ある日突然、賀来賢人さんのマネージャーさんからメールをいただいたんです。恐縮してばかりの、やたらと腰の低いメールでしたが、送られてきた企画書とプロットがすごく面白かったんです。
「脚本もできていない段階ですが、一度ざっくばらんに話す会を設けましょう」と言われて、すぐに賀来さんとデイヴ・ボイル監督にお会いしました。
――企画のどんなところに惹かれたのですか?
まず企画書がとても具体的で、作品の方向性もハッキリ書かれていたので興味を惹かれました。その他に強烈なインパクトがあったのはキャスティングです。イメージキャストが写真付きで載っていたのですが、賀来賢人さん、木村多江さんの上に「穂志もえか」と、私の写真と名前がドーンと掲載されていて。すごい度胸だなと、驚きました。
――うれしさではなく、驚きですか?
はい。私はキャスティングされただけで観客が呼べる、タレントパワーのある俳優ではないんじゃないかなと……。商業的な成功も考えてるでしょうし「私で大丈夫ですか」と正直にお伝えしたんです。

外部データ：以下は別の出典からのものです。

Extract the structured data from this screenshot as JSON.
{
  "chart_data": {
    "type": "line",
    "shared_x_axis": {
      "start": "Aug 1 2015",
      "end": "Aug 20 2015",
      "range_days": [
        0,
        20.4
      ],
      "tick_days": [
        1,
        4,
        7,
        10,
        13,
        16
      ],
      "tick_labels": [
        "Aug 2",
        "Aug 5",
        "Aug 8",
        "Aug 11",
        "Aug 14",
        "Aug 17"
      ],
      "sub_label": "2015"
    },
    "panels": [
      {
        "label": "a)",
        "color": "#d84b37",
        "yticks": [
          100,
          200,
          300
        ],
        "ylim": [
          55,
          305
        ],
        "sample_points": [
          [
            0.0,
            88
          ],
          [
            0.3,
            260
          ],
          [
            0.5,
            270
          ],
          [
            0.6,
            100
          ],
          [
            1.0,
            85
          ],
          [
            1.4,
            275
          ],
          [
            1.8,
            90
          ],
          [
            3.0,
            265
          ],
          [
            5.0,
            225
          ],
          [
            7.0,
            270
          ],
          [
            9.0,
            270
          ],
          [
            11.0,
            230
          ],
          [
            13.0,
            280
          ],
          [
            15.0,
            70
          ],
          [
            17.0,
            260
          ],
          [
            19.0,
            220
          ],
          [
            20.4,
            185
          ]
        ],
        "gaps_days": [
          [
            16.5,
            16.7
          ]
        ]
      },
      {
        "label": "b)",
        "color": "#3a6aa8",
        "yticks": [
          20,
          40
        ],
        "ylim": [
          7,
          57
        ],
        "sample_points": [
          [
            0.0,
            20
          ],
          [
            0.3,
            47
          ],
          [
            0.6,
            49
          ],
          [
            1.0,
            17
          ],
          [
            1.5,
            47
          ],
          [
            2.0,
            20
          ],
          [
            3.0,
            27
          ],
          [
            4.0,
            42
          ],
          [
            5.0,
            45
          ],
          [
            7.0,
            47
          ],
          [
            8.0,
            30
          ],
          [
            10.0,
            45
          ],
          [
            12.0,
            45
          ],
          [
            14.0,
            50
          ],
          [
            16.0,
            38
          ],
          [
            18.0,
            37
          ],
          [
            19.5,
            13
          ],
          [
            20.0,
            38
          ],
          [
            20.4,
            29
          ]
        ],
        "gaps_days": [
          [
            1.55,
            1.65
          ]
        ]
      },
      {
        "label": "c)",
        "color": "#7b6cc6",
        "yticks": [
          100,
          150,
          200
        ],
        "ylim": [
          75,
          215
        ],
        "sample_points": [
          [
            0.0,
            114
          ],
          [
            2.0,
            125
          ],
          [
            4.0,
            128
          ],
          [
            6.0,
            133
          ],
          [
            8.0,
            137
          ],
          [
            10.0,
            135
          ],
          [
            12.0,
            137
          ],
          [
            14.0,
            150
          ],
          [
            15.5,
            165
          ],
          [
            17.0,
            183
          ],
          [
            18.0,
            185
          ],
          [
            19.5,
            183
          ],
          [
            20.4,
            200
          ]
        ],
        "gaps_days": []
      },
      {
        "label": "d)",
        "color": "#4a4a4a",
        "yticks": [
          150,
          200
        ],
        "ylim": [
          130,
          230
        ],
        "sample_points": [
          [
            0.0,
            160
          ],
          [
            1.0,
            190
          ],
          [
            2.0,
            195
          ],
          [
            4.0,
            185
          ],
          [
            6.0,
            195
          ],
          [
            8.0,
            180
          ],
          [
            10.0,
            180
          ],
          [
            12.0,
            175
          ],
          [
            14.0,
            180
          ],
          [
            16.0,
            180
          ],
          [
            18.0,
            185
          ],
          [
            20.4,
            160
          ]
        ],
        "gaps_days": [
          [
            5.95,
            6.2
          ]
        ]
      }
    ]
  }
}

でも賀来さんは「そこはまったく心配していません」と言ってくださって。「むしろ、穂志さんだからお願いしたい」と力強く言っていただき、それはすごくうれしかったです。
「面白い脚本とすばらしいキャスト・スタッフを集めたら、世界に通用する映画が撮れるということを証明したい」と熱弁してくださり、こんなにもクリエイティブの力を信じている方がいるなら、この人たちについていきたい、と思いました。